Defect spins slow diamond motion

06 May 2020 Isabelle Dumé
test NV
"Spin cooling". Courtesy: G Hétet, ENS

The force from the spin of defects known as nitrogen vacancy (NV) centres can be used to cool down a macroscopic diamond particle. This “spin cooling” method, which has been demonstrated for the first time by a team of researchers from the Ecole Normale Supérieure in France, is conceptually similar to the laser cooling of atoms, in which the radiation pressure exerted by laser photons dramatically reduces the speed of trapped atoms and thus their temperature. The new technique might therefore be as promising for future applications as laser cooling was, says Gabriel Hétet, who led the study.

In their experiments, the researchers used a handful of nitrogen atoms to cool a trapped diamond crystal made up of billions of carbon atoms. The nitrogen atoms were present in the form of impurities that arise when adjacent carbon atoms in the diamond lattice are replaced by a nitrogen (N) atom and an empty lattice site, or vacancy (V). The resulting NV centre is an atom-like system with well-defined electronic spin properties, and it can be optically polarized so that one spin direction is more prevalent than the other. Another important property is that an NV centre’s spin is shielded from its surroundings for relatively long periods – meaning that it has good coherence.

Spin-mechanical coupling effect

Hétet and colleagues say they succeeded in using the spin of many NV centres to affect the orientation of their trapped diamond crystal. Since the torque applied by the NV centre’s electronic spin is delayed with respect to the motion of the diamond particle – something that is possible because of the long coherence lifetime of the NV centres – this torque can cool down the motion of the particle, and thus reduce its temperature. This spin-mechanical cooling effect is similar to the way in which electrons orbiting around atoms are used to cool the motion of the atoms themselves in some laser-cooling protocols.
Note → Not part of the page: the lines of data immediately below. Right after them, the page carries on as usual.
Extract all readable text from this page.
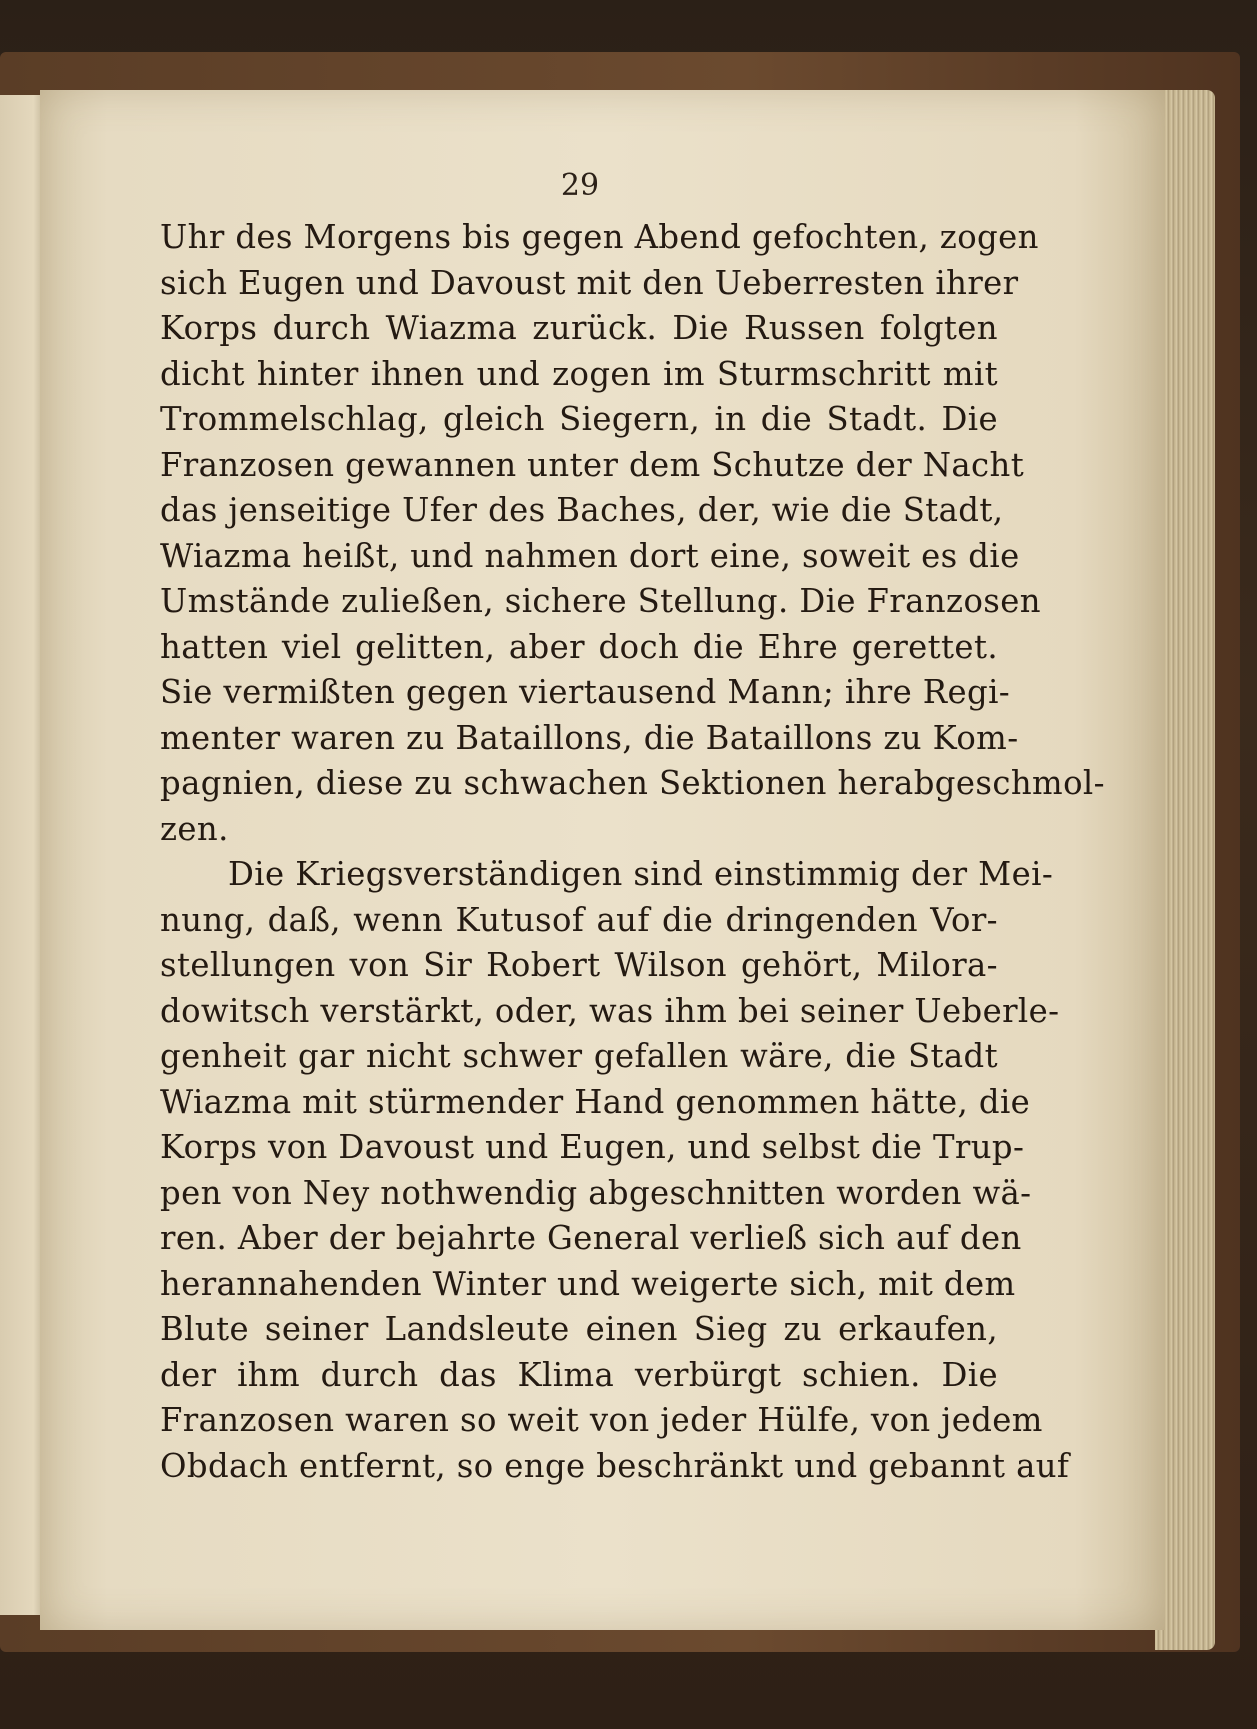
29
Uhr des Morgens bis gegen Abend gefochten, zogen
sich Eugen und Davoust mit den Ueberresten ihrer
Korps durch Wiazma zurück. Die Russen folgten
dicht hinter ihnen und zogen im Sturmschritt mit
Trommelschlag, gleich Siegern, in die Stadt. Die
Franzosen gewannen unter dem Schutze der Nacht
das jenseitige Ufer des Baches, der, wie die Stadt,
Wiazma heißt, und nahmen dort eine, soweit es die
Umstände zuließen, sichere Stellung. Die Franzosen
hatten viel gelitten, aber doch die Ehre gerettet.
Sie vermißten gegen viertausend Mann; ihre Regi-
menter waren zu Bataillons, die Bataillons zu Kom-
pagnien, diese zu schwachen Sektionen herabgeschmol-
zen.
Die Kriegsverständigen sind einstimmig der Mei-
nung, daß, wenn Kutusof auf die dringenden Vor-
stellungen von Sir Robert Wilson gehört, Milora-
dowitsch verstärkt, oder, was ihm bei seiner Ueberle-
genheit gar nicht schwer gefallen wäre, die Stadt
Wiazma mit stürmender Hand genommen hätte, die
Korps von Davoust und Eugen, und selbst die Trup-
pen von Ney nothwendig abgeschnitten worden wä-
ren. Aber der bejahrte General verließ sich auf den
herannahenden Winter und weigerte sich, mit dem
Blute seiner Landsleute einen Sieg zu erkaufen,
der ihm durch das Klima verbürgt schien. Die
Franzosen waren so weit von jeder Hülfe, von jedem
Obdach entfernt, so enge beschränkt und gebannt auf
Strong coupling between individual quantum systems (such as spins) and mechanical oscillators is currently a hot topic in quantum physics research, Hétet says. However, while the mechanical motion of these oscillators can be “read out” using spin systems and vice versa, no one had ever succeeded in cooling a macroscopic object using NV centres until now.

High-precision torque sensing and other applications

The diamond – which is levitated using electric field gradients in a vacuum – can operate as a “compass”, Hétet explains, and could thus be used in high-precision torque sensing applications. He adds that the group’s method could also make it possible to read out the spin of the NV centres in a non-destructive way under ambient conditions, as well as engineer the entanglement (or correlation) between several individual spins and in techniques like matter-wave interferometry. 

The researchers, who report their work in Nature, say that they will now push the oscillation frequency of the diamond particle beyond the decoherence rate of the NV spins. “This strategy will enable us to reach the so-called resolved sideband regime at which the above-mentioned applications will be possible,” Hétet tells Physics World.